Soft Border Patrol and The Young Offenders | TV review by Steve Bennett

Soft Border Patrol and The Young Offenders

TV review by Steve Bennett

Well, it couldn’t be more timely: a comedy about those patrolling a fudged border between Northern Ireland and the Republic after whatever botched Brexit deal is struck. 

Those on the Soft Border Patrol are suitably unclear about their role. ‘We patrol the border, but are here to let you through,’ says one character on  BBC One Northern Ireland's new show.

There are quite a few wry lines like this, but is the show funny? The answer to that is as ambiguous as the border issue itself. 

It’s shot in the ubiquitous mockumentary format, which has become something of a curse of modern comedy (not least among comedians making shorts for the internet). There are lots of knowing glances and ironic drollery, but little to make you laugh out loud.

Karen Hassan as Lisa McCoy, the office-bound head of the force, clearly thinks she’s in W1A, spouting various meaningless vacuities. But it’s quite a pale imitation.

Meanwhile there are few real crises to drive the drama and force the characters into a corner. Such is the gentle nature of their work that a farmer’s unauthorised plank across a stream between the UK and Ireland is the biggest issue of the week.

McCoy's agents – including  Neil Delamere as a CCTV watcher – are a uniform lot, all mild-mannered and well-meaning, no greater motive than having an easy life. The sign of good writing is said to be that if you covered the name in a script, you could still tell who was speaking. But you’d be hard pressed to find much that differentiates this lot.
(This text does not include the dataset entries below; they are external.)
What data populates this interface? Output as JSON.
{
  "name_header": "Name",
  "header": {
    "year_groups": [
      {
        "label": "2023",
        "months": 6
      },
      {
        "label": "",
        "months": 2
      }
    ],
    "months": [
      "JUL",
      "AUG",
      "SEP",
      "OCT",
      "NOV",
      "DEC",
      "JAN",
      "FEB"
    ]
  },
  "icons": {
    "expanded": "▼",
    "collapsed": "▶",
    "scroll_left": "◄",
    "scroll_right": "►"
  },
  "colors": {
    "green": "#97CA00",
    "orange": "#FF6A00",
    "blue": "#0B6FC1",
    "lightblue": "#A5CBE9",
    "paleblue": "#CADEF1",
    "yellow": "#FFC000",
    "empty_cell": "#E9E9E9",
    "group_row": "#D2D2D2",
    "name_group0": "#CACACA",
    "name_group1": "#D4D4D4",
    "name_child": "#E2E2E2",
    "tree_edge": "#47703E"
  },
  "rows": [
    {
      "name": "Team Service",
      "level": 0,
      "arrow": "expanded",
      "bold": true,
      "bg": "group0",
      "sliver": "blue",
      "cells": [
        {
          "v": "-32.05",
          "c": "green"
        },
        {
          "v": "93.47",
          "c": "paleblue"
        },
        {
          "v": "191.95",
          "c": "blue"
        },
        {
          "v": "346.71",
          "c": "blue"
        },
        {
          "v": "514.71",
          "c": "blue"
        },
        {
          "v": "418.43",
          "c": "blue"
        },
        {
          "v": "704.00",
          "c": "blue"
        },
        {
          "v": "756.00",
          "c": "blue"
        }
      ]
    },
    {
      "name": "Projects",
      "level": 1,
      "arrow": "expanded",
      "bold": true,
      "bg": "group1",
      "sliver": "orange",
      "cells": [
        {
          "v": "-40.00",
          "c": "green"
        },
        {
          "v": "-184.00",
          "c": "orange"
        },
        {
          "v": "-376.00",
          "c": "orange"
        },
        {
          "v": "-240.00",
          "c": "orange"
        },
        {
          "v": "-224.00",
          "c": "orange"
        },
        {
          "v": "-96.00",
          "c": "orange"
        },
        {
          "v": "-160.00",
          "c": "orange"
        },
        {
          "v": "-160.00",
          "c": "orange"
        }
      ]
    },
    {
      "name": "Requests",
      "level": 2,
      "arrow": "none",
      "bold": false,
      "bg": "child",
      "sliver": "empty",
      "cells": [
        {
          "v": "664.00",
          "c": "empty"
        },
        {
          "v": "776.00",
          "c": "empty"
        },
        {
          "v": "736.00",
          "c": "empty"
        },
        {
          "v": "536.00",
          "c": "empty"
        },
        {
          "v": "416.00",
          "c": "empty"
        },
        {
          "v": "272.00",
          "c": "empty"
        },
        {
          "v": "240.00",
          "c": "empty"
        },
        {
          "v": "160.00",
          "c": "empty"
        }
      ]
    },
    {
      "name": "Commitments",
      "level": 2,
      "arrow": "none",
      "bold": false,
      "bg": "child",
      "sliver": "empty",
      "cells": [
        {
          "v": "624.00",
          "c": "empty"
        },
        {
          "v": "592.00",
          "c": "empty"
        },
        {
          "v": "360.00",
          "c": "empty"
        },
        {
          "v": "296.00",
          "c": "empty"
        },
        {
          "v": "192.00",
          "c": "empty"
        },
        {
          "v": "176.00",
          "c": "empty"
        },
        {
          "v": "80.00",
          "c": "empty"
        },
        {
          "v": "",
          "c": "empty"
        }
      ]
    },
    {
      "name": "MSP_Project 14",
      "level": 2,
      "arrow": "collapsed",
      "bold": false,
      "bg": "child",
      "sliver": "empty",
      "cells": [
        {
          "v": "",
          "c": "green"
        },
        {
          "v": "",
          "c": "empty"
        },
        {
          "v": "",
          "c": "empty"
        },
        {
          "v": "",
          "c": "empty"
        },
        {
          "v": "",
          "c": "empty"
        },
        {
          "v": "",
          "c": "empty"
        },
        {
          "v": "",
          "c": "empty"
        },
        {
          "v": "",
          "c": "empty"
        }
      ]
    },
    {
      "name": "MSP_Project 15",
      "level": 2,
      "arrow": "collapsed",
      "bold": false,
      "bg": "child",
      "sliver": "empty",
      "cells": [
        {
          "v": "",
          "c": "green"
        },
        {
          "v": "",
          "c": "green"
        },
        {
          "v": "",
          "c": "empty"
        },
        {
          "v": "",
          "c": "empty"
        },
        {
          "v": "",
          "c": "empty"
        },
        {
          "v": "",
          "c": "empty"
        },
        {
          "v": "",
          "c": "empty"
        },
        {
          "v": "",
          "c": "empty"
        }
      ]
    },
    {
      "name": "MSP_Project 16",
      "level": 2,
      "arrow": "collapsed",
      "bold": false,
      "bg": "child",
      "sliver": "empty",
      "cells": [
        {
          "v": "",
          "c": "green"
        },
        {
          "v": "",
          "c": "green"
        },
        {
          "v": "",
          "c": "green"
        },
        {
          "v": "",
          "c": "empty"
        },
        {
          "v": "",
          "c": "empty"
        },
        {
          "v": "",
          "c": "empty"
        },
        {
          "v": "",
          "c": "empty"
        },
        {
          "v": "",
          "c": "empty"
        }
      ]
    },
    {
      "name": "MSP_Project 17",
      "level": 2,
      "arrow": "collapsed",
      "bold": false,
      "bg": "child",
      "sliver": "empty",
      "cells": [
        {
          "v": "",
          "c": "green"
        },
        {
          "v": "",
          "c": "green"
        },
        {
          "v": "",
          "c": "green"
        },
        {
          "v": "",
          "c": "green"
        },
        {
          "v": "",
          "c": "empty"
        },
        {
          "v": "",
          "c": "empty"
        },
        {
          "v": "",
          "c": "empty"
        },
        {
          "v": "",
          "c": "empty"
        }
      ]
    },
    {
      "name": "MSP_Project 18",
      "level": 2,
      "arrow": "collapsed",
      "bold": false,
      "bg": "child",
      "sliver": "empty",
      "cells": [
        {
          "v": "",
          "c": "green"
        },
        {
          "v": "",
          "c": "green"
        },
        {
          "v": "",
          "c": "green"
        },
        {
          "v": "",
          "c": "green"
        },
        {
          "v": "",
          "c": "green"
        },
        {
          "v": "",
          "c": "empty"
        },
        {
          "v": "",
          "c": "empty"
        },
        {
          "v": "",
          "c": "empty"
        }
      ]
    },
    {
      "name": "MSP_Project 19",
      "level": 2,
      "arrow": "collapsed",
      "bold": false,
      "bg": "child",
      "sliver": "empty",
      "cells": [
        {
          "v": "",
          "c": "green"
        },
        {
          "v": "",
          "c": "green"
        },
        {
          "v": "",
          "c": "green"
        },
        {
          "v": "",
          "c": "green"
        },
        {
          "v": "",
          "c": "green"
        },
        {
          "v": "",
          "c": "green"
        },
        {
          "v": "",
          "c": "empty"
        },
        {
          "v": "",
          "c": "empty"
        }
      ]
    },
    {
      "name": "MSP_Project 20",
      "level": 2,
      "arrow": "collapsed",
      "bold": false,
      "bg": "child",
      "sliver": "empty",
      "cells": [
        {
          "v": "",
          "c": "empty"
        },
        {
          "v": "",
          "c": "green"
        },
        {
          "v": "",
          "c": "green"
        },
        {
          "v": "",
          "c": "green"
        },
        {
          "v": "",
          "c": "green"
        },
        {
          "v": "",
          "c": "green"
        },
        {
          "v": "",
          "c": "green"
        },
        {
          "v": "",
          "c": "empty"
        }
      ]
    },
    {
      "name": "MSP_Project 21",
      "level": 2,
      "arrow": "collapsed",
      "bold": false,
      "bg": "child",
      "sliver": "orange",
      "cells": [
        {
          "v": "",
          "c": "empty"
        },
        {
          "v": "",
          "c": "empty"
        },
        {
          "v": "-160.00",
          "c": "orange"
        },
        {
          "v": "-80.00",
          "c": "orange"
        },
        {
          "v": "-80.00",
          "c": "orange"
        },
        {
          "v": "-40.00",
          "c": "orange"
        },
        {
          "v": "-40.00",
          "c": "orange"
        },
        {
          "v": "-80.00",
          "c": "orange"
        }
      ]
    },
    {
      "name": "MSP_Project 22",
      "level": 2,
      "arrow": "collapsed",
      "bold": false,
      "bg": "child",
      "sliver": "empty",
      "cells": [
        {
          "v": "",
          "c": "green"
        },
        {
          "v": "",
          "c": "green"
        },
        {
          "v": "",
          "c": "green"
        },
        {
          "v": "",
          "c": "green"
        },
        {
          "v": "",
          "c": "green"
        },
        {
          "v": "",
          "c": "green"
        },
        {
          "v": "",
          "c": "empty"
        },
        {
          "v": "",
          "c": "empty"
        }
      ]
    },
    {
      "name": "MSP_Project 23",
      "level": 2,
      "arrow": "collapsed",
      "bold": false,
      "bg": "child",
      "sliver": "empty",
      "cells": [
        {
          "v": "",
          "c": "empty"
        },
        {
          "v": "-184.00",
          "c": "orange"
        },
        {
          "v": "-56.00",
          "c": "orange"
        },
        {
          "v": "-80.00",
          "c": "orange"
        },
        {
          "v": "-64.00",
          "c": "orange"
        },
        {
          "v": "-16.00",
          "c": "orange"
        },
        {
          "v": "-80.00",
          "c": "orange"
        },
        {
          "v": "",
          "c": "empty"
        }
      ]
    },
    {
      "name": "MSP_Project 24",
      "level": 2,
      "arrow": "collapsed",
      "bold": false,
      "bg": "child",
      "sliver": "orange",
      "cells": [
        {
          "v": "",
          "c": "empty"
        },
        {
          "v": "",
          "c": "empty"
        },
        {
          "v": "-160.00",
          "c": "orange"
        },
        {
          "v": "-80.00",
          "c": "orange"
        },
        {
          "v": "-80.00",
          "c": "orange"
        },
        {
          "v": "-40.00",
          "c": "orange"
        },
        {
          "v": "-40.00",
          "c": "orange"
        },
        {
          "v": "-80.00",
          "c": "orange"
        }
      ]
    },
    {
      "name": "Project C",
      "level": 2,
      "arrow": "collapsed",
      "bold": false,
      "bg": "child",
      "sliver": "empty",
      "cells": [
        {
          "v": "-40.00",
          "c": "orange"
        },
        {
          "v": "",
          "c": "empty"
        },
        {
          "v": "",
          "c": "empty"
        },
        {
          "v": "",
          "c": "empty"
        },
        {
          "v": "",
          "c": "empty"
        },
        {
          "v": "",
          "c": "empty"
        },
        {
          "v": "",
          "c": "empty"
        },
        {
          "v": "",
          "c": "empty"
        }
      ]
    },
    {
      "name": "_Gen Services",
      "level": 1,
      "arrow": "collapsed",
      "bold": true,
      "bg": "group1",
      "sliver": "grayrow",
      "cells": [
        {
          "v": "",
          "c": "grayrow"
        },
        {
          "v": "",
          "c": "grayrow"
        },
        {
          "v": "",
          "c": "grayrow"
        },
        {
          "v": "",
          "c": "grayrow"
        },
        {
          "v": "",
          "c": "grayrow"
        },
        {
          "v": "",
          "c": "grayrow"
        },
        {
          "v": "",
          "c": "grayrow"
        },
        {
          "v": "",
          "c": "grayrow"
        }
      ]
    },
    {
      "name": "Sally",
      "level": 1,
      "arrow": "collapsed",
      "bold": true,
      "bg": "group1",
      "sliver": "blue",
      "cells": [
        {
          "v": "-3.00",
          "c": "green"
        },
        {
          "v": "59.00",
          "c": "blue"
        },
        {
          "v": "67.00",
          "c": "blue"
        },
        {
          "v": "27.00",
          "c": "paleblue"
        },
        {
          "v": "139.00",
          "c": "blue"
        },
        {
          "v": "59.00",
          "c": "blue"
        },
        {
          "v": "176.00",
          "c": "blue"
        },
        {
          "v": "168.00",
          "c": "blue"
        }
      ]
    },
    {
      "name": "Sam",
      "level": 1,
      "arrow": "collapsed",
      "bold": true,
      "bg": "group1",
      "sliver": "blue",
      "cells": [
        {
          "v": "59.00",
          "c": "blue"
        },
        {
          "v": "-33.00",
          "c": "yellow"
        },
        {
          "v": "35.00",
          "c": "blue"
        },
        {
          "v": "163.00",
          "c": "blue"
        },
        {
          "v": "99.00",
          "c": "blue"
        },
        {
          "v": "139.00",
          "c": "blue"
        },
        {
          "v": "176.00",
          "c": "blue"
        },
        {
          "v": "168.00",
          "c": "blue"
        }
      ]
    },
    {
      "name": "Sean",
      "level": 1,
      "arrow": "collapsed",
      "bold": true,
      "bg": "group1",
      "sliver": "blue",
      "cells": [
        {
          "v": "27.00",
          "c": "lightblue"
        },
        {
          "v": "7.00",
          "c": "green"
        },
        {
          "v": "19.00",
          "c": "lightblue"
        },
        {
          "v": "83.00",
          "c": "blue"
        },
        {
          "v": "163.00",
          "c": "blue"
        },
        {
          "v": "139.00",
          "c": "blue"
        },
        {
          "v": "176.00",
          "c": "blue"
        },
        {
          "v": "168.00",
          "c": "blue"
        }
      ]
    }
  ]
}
Yet there are positives too, normally from the people they encounter. The racist woman concerned about the local store selling ‘Eastern European food from Spain’ is a nicely spurious stereotype, while taciturn Farmer Campbell (David Ireland) Is a good contrast to the vacillating patrol officers. And stand-up Michael Stranney pops up as an agitated activist campaigning for the reunion of the original nine counties of Ulster… but struggles to name them all. There seems to be a truth in that. 

So yes, the writers have smuggled a few decent jokes in while keeping the show as good-natured as the characters that populate it. The tone’s not especially cynical – which might frustrate those who think this is a subject with plenty to get angry and bitter about - and the 

Hopefully whatever solution is negotiated for the Irish border won’t lead to a ban on comedy shows crossing into the UK, as last night’s Soft Border Patrol opener was scheduled next to an episode of The Young Offenders, which showed the Cork-set show to be in a different league.

This was a remarkable piece of comedy with real emotional heft, swooping from great slapstick to dark humour and on to powerfully dramatic scenes, with a very deft touch. For a show about skangers, and with one storyline involving the killing of a duck with a hammer, The Young Offenders is suprisingly touching.

If there’s any justice, Hilary Rose should scoop handfuls of awards for her role as Mairead, the single mother struggling to do the right thing for her son Conor (Alex Murphy), especially worried about the company he keeps.

Her character is essentially humourless, yet she’s the heart and soul of this brilliant, surprising comedy that the BBC seems determined to hide in the schedules.